We are now more electoral in our political questions and contestations for power.  History may remain important but it is no longer central to any notions of retaining popular political support during elections.

Ditto Tanzania. 

That is one of the most liberatory countries in Southern and broader Africa.   There is no singular Southern African country that cannot claim that it did not receive help in both civilian and military struggles against direct settler colonialism from the people of the then Tanganyika which became the United Peoples Republic of Tanzania and Zanzibar.  Under the leadership of the now still ruling Chama Cha Mapinduzi (CCMP) party and through the years from Julius Nyerere, Al Hassan Mwinyi, Benjamin Mkapa, Jakaya Kikwete and John Magufuli. 

 Not only was it one of the founding countries of the the then Organisation of African Unity (OAU) now the African Union (AU).  It was also a founding member of the Southern African liberation oriented Frontline States (FS) together with Zambia and Mozambique.   The FS were to eventually become the historical precursor to two regional organizations.  These were the Southern African Development Coordination Committee (SADCC) and eventually what we now know as SADC.  

So whenever Tanzania politically sneezes the rest of Southern and broader Africa coughs.

This has been the case in the most recent disputed Tanzanian general election that saw the still controversial election of incumbent president Samia Saluhu and the parliamentary victory of the CCMP in both the mainland and also the island of Zanzibar. 

A decent number of Pan Africanists like myself are in shock at how the narrative of these recent elections have turned out.   Their elections have never been this controversial.  But as argued by some it was always going to come to a head.

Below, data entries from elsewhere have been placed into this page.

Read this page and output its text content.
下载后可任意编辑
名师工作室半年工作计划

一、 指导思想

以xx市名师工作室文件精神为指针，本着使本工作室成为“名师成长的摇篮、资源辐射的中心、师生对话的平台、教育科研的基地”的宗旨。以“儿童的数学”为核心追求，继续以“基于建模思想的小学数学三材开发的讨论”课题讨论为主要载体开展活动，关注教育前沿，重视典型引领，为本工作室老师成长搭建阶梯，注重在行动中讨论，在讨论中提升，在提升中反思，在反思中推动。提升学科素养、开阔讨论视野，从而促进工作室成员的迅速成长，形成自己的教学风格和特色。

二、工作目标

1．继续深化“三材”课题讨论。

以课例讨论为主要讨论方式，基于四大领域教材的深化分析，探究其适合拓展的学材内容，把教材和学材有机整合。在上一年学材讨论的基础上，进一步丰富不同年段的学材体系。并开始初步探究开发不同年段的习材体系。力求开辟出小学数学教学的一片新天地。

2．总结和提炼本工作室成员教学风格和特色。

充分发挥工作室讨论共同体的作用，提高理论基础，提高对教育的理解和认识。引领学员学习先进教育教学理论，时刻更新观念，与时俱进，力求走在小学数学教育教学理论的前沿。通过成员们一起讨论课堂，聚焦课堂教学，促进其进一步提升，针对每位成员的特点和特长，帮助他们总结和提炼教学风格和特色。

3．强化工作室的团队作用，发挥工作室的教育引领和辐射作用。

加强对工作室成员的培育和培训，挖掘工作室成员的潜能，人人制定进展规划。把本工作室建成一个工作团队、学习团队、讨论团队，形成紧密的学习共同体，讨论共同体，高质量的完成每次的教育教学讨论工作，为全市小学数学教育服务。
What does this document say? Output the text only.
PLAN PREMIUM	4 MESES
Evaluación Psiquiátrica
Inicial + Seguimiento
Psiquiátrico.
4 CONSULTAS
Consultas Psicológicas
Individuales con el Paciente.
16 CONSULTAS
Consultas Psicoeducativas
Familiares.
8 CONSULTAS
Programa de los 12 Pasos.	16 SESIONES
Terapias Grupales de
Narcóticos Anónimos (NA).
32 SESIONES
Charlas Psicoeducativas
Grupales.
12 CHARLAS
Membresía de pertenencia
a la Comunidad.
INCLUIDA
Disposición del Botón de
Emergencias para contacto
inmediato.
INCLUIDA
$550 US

At some point.  Particularly after the discovery of rare earth minerals, gas and oil in the country and the death of former president John Magufuli who was keen on centralized control of the state.

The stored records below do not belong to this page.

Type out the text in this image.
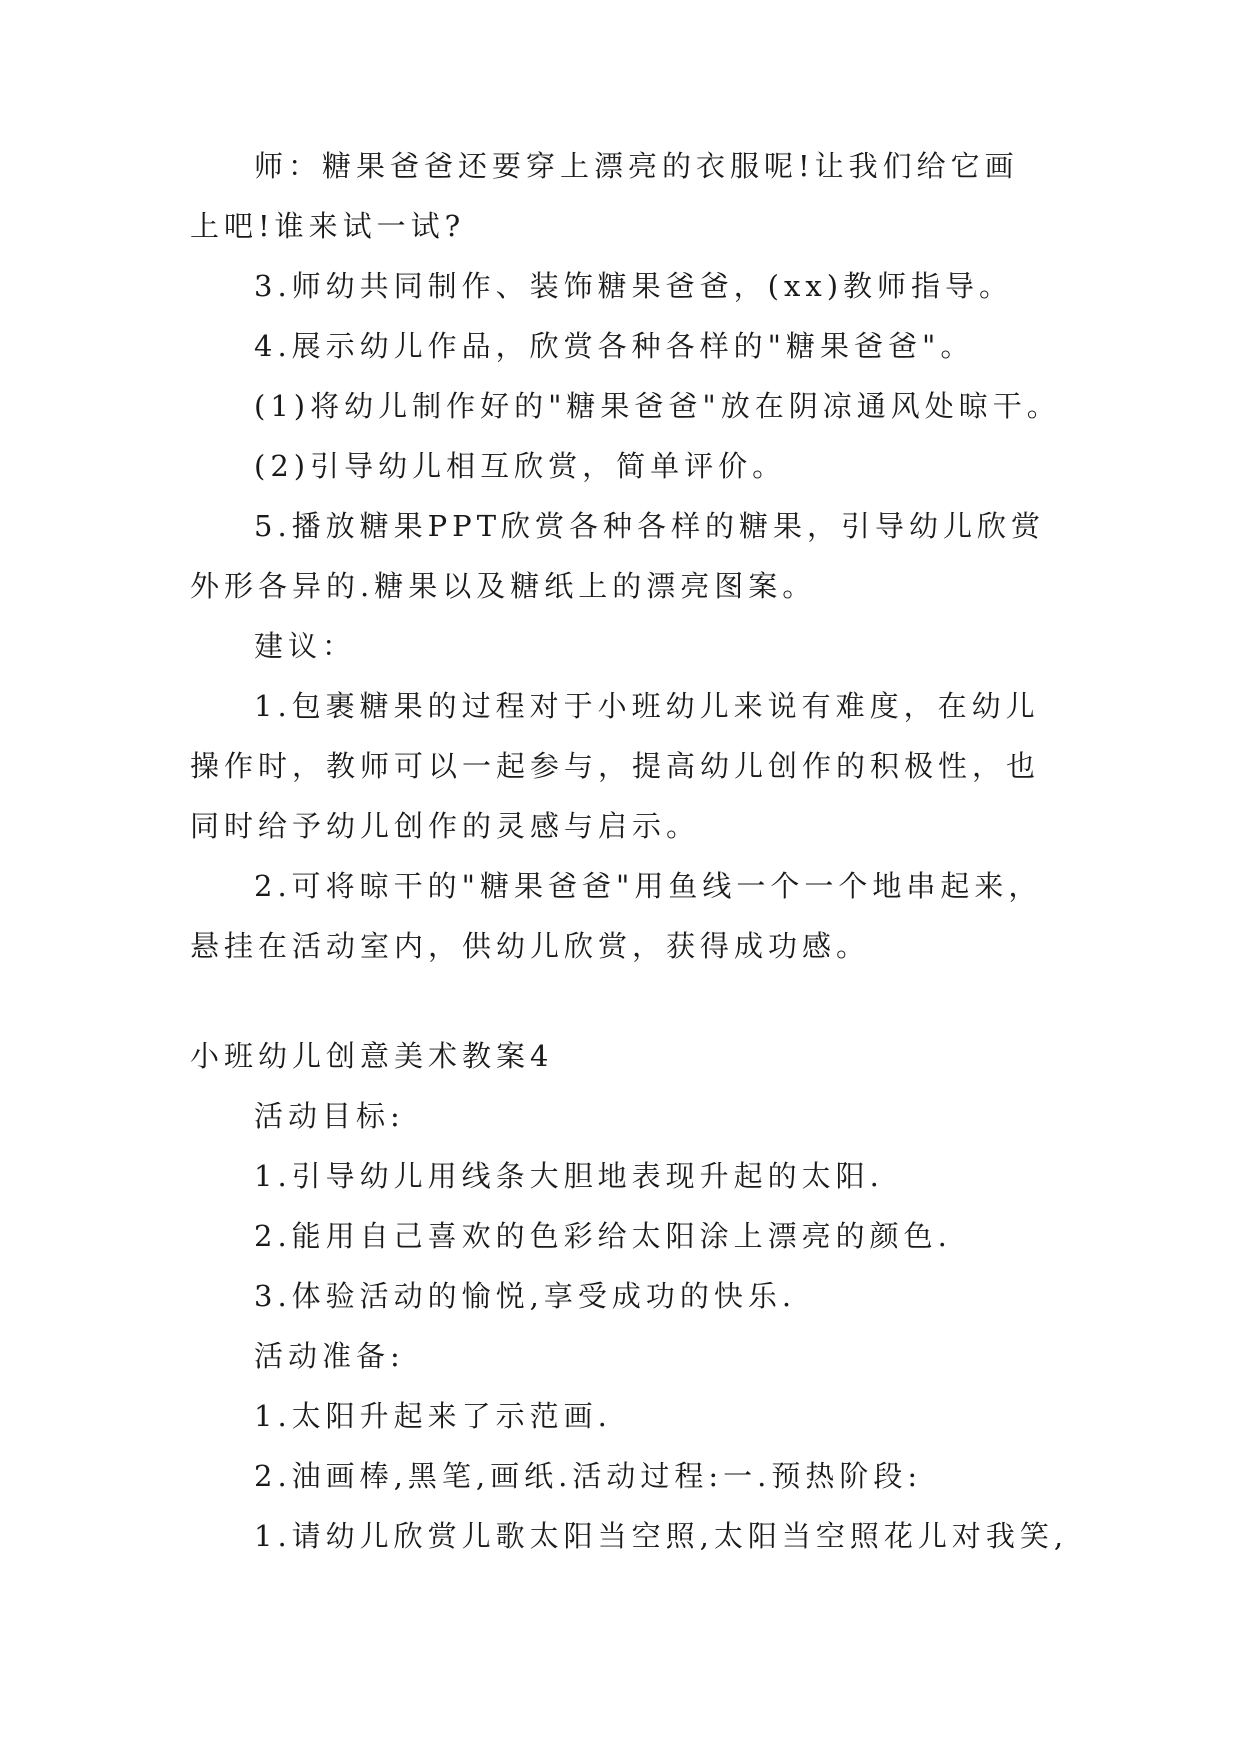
师：糖果爸爸还要穿上漂亮的衣服呢!让我们给它画上吧!谁来试一试?

3.师幼共同制作、装饰糖果爸爸，(xx)教师指导。

4.展示幼儿作品，欣赏各种各样的"糖果爸爸"。

(1)将幼儿制作好的"糖果爸爸"放在阴凉通风处晾干。

(2)引导幼儿相互欣赏，简单评价。

5.播放糖果PPT欣赏各种各样的糖果，引导幼儿欣赏外形各异的.糖果以及糖纸上的漂亮图案。

建议：

1.包裹糖果的过程对于小班幼儿来说有难度，在幼儿操作时，教师可以一起参与，提高幼儿创作的积极性，也同时给予幼儿创作的灵感与启示。

2.可将晾干的"糖果爸爸"用鱼线一个一个地串起来，悬挂在活动室内，供幼儿欣赏，获得成功感。

小班幼儿创意美术教案4

活动目标:

1.引导幼儿用线条大胆地表现升起的太阳.

2.能用自己喜欢的色彩给太阳涂上漂亮的颜色.

3.体验活动的愉悦,享受成功的快乐.

活动准备:

1.太阳升起来了示范画.

2.油画棒,黑笔,画纸.活动过程:一.预热阶段:

1.请幼儿欣赏儿歌太阳当空照,太阳当空照花儿对我笑,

The key question that is emerging is that what has changed in Tanzania beyond what we already knew about its electoral tendencies. 

The reality of the matter is that it is a society that has changed in its political outlook mainly based, as most African states are now, on a change of national consciousness. Contrived (foreign economic interests) or even if by default.  With the default element relating more to urban and rural divides and the rise of not only a new African cultural materialism.

But more importantly a generational praxis gap about the liberation struggle and contemporary lived political and economic realities of many young Africans.

Three things therefore come back into vogue when we reflect in a Pan Africanist sense on Tanzania and its recent political events and elections.

The first one is how its founding president Julius Nyerere once argued about the ambiguity of the meaning of democracy.  He once intoned, writing a Foreword for Ugandan president Yoweri Museveni’s biography that the ‘mechanisms of democracy are not the meaning of democracy’.    He also, in an address to the South Africna Parliament as invited by Nelson Mandela that ‘democracy is not like Coca Cola’.  And I am paraphrasing here, he probably said something that it cannot just be exported everywhere like a commodity.

In the second instance we have to reflect on our own continually disputed African elections and their cycles.  Or in South Africa’s case, their increasing conservatism despite having fought a protracted African liberation struggle.  

As Nyerere argued, we have to think beyond elections in their occurrence.  What matters most is what happens in-between them.

We cant think of elections as weather cyclones that occur every five or six years simply in order to share a populist national cake. We have to reflect more deeply on this and how younger generations understand the meaning of elections beyond mimicry of what happens in the global north that creates the likes of Trump and chainsaw totting Argentinian president Javier Milei. 

In the third and final instance, we have to understand the internal complexities of each our Southern African countries. Tanzania included. Beyond the internet and globalized media narratives.  For example I do not speak Swahili, nor if I was to go to the Democratic Republic of the Congo, Lingala. What the majority of cdes in these two aforementioned countries perceive as democratic progress may not be as universal as we deem. Or prefer.  Not because we are better educated not only in English languages but because we are sadly increasingly ahistorical in our understanding of universalism.

To conclude, the recent elections in Tanzania are indeed a blight on Southern Africa.  Not only because of the significant historicity of that country to the region and the African continent.   They can and should have been done better.  But it will never take away the importance of Tanzania and its iconic role in a people centered Pan Africanism.  No matter the undercurrents of global international relations, geo-political private capital economic interests.

All that matters for now, and it is sad it has come to this, is that Tanzania recovers. And that its people return to safety, security, solidarity across rural and urban divides.